Pretoria. La estrella sudafricana del atletismo olímpico y paraolímpico Oscar Pistorius se puso las prótesis en las piernas, caminó siete metros hasta el baño de su lujosa casa en Pretoria y después abrió fuego a sangre fría contra su novia, que estaba detrás de una puerta, dijo este martes un fiscal en un tribunal.

Reeva Steenkamp, licenciada en derecho y modelo, murió tras ser alcanzada por tres de los disparos, dijo el fiscal Gerrie Nel.

Pistorius lloraba inconsolablemente en el tribunal a medida que Net iba dando detalles de un tiroteo que ha conmocionado Sudáfrica y a millones de personas que en todo el mundo siguieron la gloria en las pistas del doble amputado.

Decenas de personas se reunieron en la localidad costera de Port Elizabeth para el funeral de la joven, que mezcló dolor e ira por la pérdida de "un ángel".

Ante el tribunal de Pretoria, el abogado de la defensa, Barry Roux, cuestionó el cargo de asesinato, afirmando que los hechos que rodearon el tiroteo en las primeras horas del jueves no estaban claros.

"Todo lo que sabemos es que se encerró tras la puerta del baño y que le dispararon", dijo ante una sala abarrotada.

Sin embargo, Nel dibujó un panorama de asesinato premeditado, un delito que conlleva sentencia a cadena perpetua en Sudáfrica.

"Si tomo un arma, camino una distancia y mato a una persona, eso es premeditado", dijo. "La puerta está cerrada. No hay duda, camino siete metros y la mato", añadió.

"El motivo es 'Quiero matar'. Ese es", añadió. "Era una pequeña habitación de 1,4 metros por 1,4. No podía ir a ninguna parte.
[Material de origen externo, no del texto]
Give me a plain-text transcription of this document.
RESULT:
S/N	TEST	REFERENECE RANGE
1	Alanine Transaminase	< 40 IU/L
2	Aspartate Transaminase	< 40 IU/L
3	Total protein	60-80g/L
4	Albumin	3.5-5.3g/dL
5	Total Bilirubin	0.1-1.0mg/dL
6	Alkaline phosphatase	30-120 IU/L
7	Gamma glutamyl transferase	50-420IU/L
Debe haber sido horrible", indicó.

El arresto de Pistorius, de 26 años, sorprendió a los millones de personas que habían visto como el año pasado compitió en los Juegos Paralímpicos y Olímpicos, llegando en estos últimos a la semifinal de los 400 metros corriendo con prótesis de fibra de carbono.

Las principales informaciones sugirieron que podía haber confundido a Steenkamp con un intruso, una posibilidad en un país repleto de robos y que fue la que Pistorius le contó a su hermana inmediatamente después de los disparos, dijo Nel.

La fiscalía rebatió esta teoría al afirmar que la bolsa de Steenkamp se encontraba en la habitación del piso superior de la vivienda, situada en el norte de Pretoria.

El caso llamó la atención sobre la violencia endémica contra las mujeres en Sudáfrica tras la violación en grupo, mutilación y asesinato de una joven de 17 años en Ciudad del Cabo este mes.

Miembros de la Liga de Mujeres del Congreso Nacional Africano protestaron a las puertas del edificio, con pancartas que decían "Sin fianza para Pistorius" y "Que se pudra en la cárcel".

En la ceremonia de incineración de Steenkamp en Port Elizabeth, el pesar se mezclaba con la cólera.

"Era un ángel. Era tan dulce, tan inocente. Una persona tan encantadora. Es triste que esto le haya pasado a alguien tan bueno", dijo Gavin Venter, un ex jockey que trabajó para el padre de Steenkamp.

"Estoy asqueado con lo que hizo. Debe ser tratado con dureza (...) Sin duda, es un peligro para el público. Debe permanecer en la cárcel", agregó.

Tras una ceremonia privada en una capilla en lo alto de una colina, el hermano de Steenkamp, Adam, y su tío Mike, conteniendo las lágrimas, hablaron brevemente a la prensa.

"Deja un vacío en todas las personas que la conocieron que nunca se llenará", dijo Adam Steenkamp. "Vamos a quedarnos con todo lo positivo que recordamos y sabemos de ella. La echaremos de menos", agregó.